[Mailman-Developers] Updated dupe removal patch

Ben Gertzfield che@debian.org
Tue, 05 Mar 2002 10:49:13 +0900


>>>>> "Marc" == Marc MERLIN <marc_news@vasoftware.com> writes:

    Barry> Let's ignore the duplicate or missing Message-ID: issue for
    Barry> now.  The biggest problem I see is that 1) you lose all the
    Barry> mappings if you restart your IncomingRunner ...

    Marc> That's probably not a problem because 1) it would only
    Marc> affect a message being processed at the time you kill and
    Marc> restart IncomingRunner, not very likely, and worst case, you
    Marc> do get a second copy.  2) You don't restart IncomingRunner
    Marc> often if at all 3) When you do restart qrunner, there can be
    Marc> other qwirks, like a message being delivered twice (I've
    Marc> seen this with VERP enabled, I probably killed it while it
    Marc> was delivering a batch to exim, so it didn't complete and
    Marc> did it all over again after the restart)

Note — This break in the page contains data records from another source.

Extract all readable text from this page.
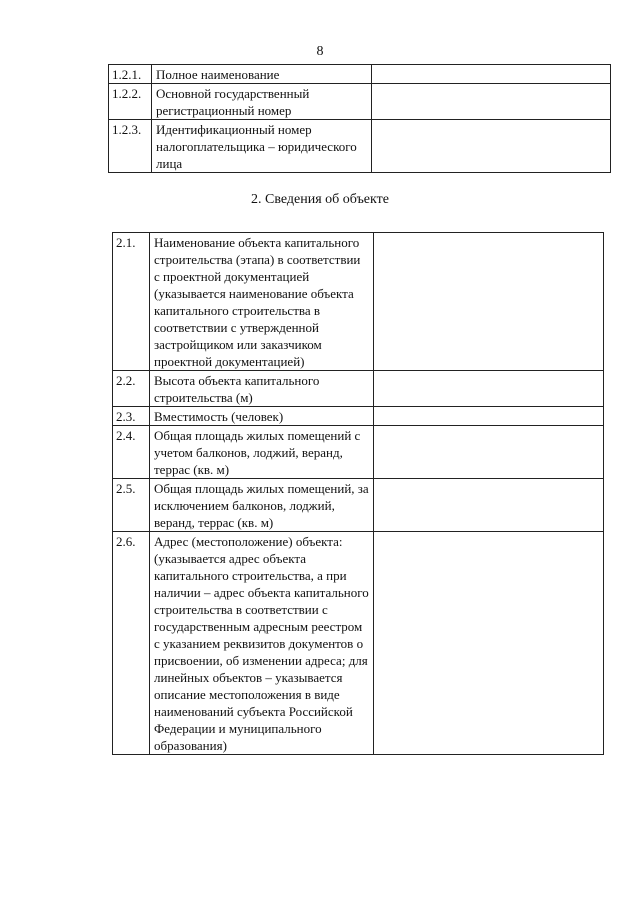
8
1.2.1.	Полное наименование	
1.2.2.	Основной государственный регистрационный номер	
1.2.3.	Идентификационный номер налогоплательщика – юридического лица	
2. Сведения об объекте
2.1.	Наименование объекта капитального строительства (этапа) в соответствии с проектной документацией (указывается наименование объекта капитального строительства в соответствии с утвержденной застройщиком или заказчиком проектной документацией)	
2.2.	Высота объекта капитального строительства (м)	
2.3.	Вместимость (человек)	
2.4.	Общая площадь жилых помещений с учетом балконов, лоджий, веранд, террас (кв. м)	
2.5.	Общая площадь жилых помещений, за исключением балконов, лоджий, веранд, террас (кв. м)	
2.6.	Адрес (местоположение) объекта: (указывается адрес объекта капитального строительства, а при наличии – адрес объекта капитального строительства в соответствии с государственным адресным реестром с указанием реквизитов документов о присвоении, об изменении адреса; для линейных объектов – указывается описание местоположения в виде наименований субъекта Российской Федерации и муниципального образования)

Marc has summed up all my comments here -- the worst thing that can
happen if IncomingRunner is restarted is that a duplicate is sent,
which is what we do now without the patch.

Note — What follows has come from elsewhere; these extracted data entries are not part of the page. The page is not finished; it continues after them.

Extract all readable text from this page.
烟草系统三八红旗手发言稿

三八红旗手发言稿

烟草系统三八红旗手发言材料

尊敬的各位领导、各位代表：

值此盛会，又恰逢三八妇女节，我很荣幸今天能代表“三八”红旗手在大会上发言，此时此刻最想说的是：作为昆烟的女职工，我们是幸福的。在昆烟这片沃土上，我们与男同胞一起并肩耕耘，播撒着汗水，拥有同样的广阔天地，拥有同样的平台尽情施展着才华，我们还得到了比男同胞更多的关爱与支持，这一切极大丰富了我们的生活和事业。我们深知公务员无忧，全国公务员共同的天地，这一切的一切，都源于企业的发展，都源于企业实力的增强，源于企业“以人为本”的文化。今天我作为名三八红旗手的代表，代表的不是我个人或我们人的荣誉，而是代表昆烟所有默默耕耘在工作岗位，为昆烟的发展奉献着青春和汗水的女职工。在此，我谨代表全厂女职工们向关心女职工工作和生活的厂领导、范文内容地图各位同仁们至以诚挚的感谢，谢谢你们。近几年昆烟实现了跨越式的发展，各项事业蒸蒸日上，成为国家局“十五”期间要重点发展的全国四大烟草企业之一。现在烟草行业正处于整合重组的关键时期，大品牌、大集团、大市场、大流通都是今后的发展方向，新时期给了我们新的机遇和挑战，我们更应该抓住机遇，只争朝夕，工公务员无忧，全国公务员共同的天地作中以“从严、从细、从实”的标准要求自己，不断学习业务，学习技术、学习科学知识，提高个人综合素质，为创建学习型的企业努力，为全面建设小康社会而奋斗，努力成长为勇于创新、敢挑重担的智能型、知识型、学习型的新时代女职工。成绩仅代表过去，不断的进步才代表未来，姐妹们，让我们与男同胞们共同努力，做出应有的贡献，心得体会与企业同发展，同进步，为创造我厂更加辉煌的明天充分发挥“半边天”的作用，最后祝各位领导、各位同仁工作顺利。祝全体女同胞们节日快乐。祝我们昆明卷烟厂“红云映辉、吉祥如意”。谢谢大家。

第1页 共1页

    Barry> 2) your process will grow without bounds until you do
    Barry> restart your IncomingRunner.

    Marc> I think you're right. You'd have to have a lot of traffic
    Marc> before it catches up with you, but it will eventually if you
    Marc> never restart qrunner.

Yeah.. I knew about this, but I think my setup had a cron job to
restart the runner daily.  Not at all an optimal solution, just
a hack to re-implement the /etc/aliases style list functionality
where a user belonging to multiple umbrella lists only receives
one copy of any given mail.

    Barry> I'm not sure about the best thing to do.  Sticking this
    Barry> data structure in the list, or otherwise making it
    Barry> persistent, could take too much resources for not much
    Barry> gain.  The second issue is more important, especially given
    Barry> that all our runners are now long running processes, and I
    Barry> think most of the unbounded memory growth issues are taken
    Barry> care of.  Probably the best thing to do is to evict any
    Barry> entry in the dictionary that's older than a day or two.

    Marc> That sounds like a reasonable plan.

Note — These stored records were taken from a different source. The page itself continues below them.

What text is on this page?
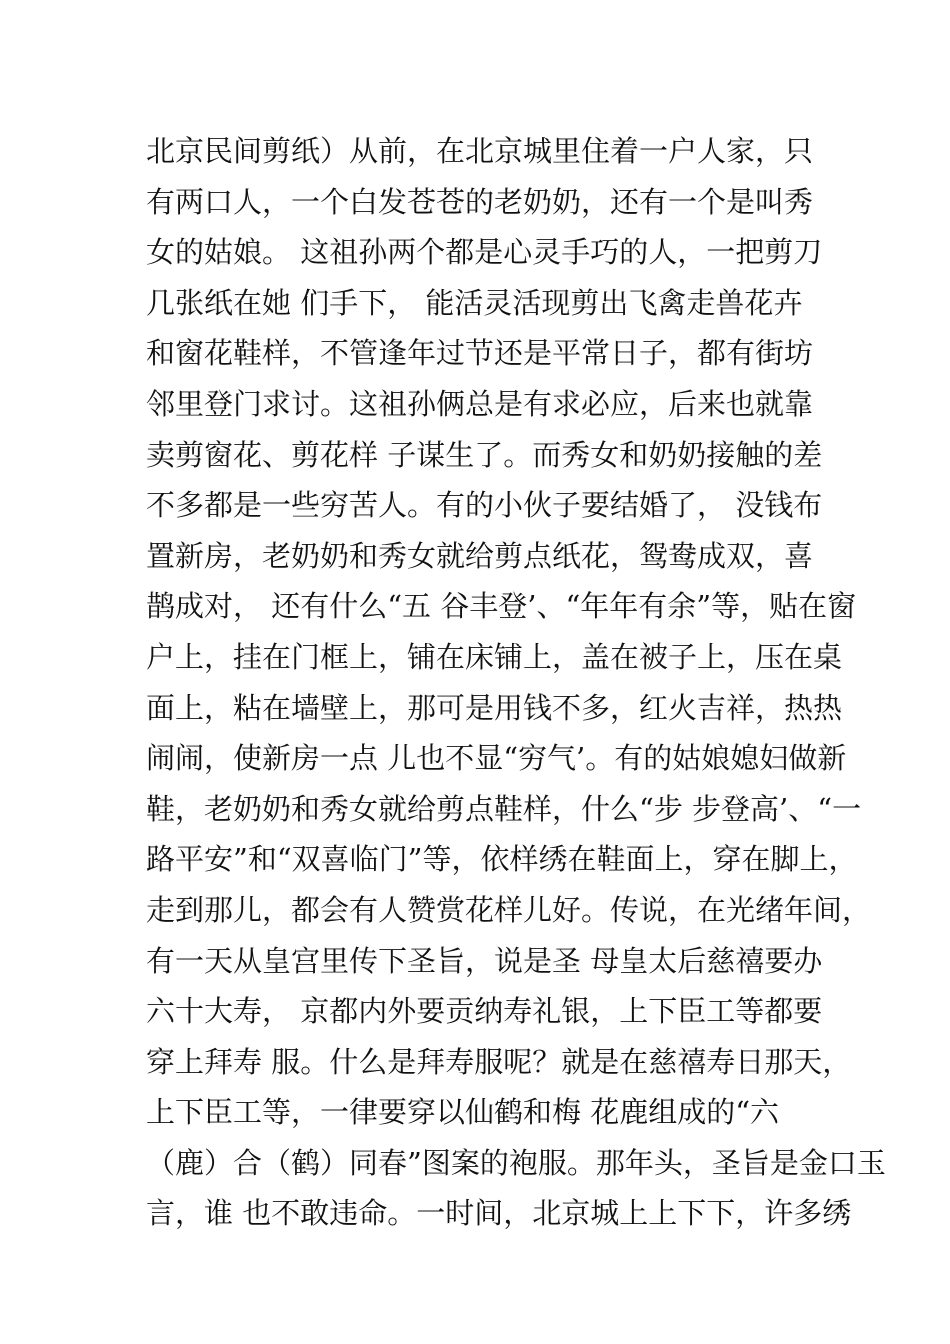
北京民间剪纸）从前，在北京城里住着一户人家，只
有两口人，一个白发苍苍的老奶奶，还有一个是叫秀
女的姑娘。 这祖孙两个都是心灵手巧的人，一把剪刀
几张纸在她 们手下， 能活灵活现剪出飞禽走兽花卉
和窗花鞋样，不管逢年过节还是平常日子，都有街坊
邻里登门求讨。这祖孙俩总是有求必应，后来也就靠
卖剪窗花、剪花样 子谋生了。而秀女和奶奶接触的差
不多都是一些穷苦人。有的小伙子要结婚了， 没钱布
置新房，老奶奶和秀女就给剪点纸花，鸳鸯成双，喜
鹊成对， 还有什么“五 谷丰登’、“年年有余”等，贴在窗
户上，挂在门框上，铺在床铺上，盖在被子上，压在桌
面上，粘在墙壁上，那可是用钱不多，红火吉祥，热热
闹闹，使新房一点 儿也不显“穷气’。有的姑娘媳妇做新
鞋，老奶奶和秀女就给剪点鞋样，什么“步 步登高’、“一
路平安”和“双喜临门”等，依样绣在鞋面上，穿在脚上，
走到那儿，都会有人赞赏花样儿好。传说，在光绪年间，
有一天从皇宫里传下圣旨，说是圣 母皇太后慈禧要办
六十大寿， 京都内外要贡纳寿礼银，上下臣工等都要
穿上拜寿 服。什么是拜寿服呢？就是在慈禧寿日那天，
上下臣工等，一律要穿以仙鹤和梅 花鹿组成的“六
（鹿）合（鹤）同春”图案的袍服。那年头，圣旨是金口玉
言，谁 也不敢违命。一时间，北京城上上下下，许多绣
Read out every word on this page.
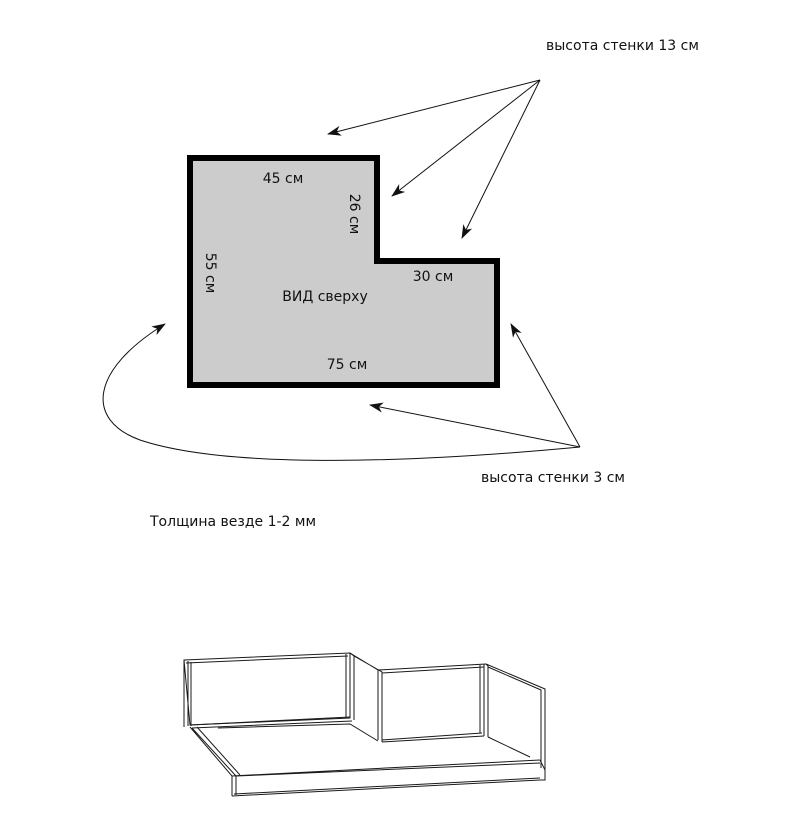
45 см
26 см
30 см
55 см
ВИД сверху
75 см
высота стенки 13 см
высота стенки 3 см
Толщина везде 1-2 мм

So, is there functionality in the *Runners to run something on
a regular schedule?  Say, if we clean out the structure once an
hour or so, it should work pretty well.

    Barry> Then again, this whole data structure seems intended to
    Barry> avoid duplicates when lists are crossposted.  It shouldn't
    Barry> be necessary if we just want to filter out duplicates to
    Barry> explicitly named recipients.  Maybe we don't need both
    Barry> features, as the former seems to be much less requested
    Barry> than the latter?

    Marc> That's true. The later is nice for instance when you have
    Marc> threads Cced accross mailman-devel and mailman-users, but
    Marc> having the former by itself would be good already.

I agree, and from what I understand on IRC, this is what ended up
happening.  I will work on making a separate, proper patch for the
in-memory Message-ID cache that has a time to live associated with
each entry.

Ben

-- 
Brought to you by the letters H and X and the number 19.
"It is sad. *Campers* cannot *dance*. Not even a *party*."
Debian GNU/Linux maintainer of Gimp and Nethack -- http://www.debian.org/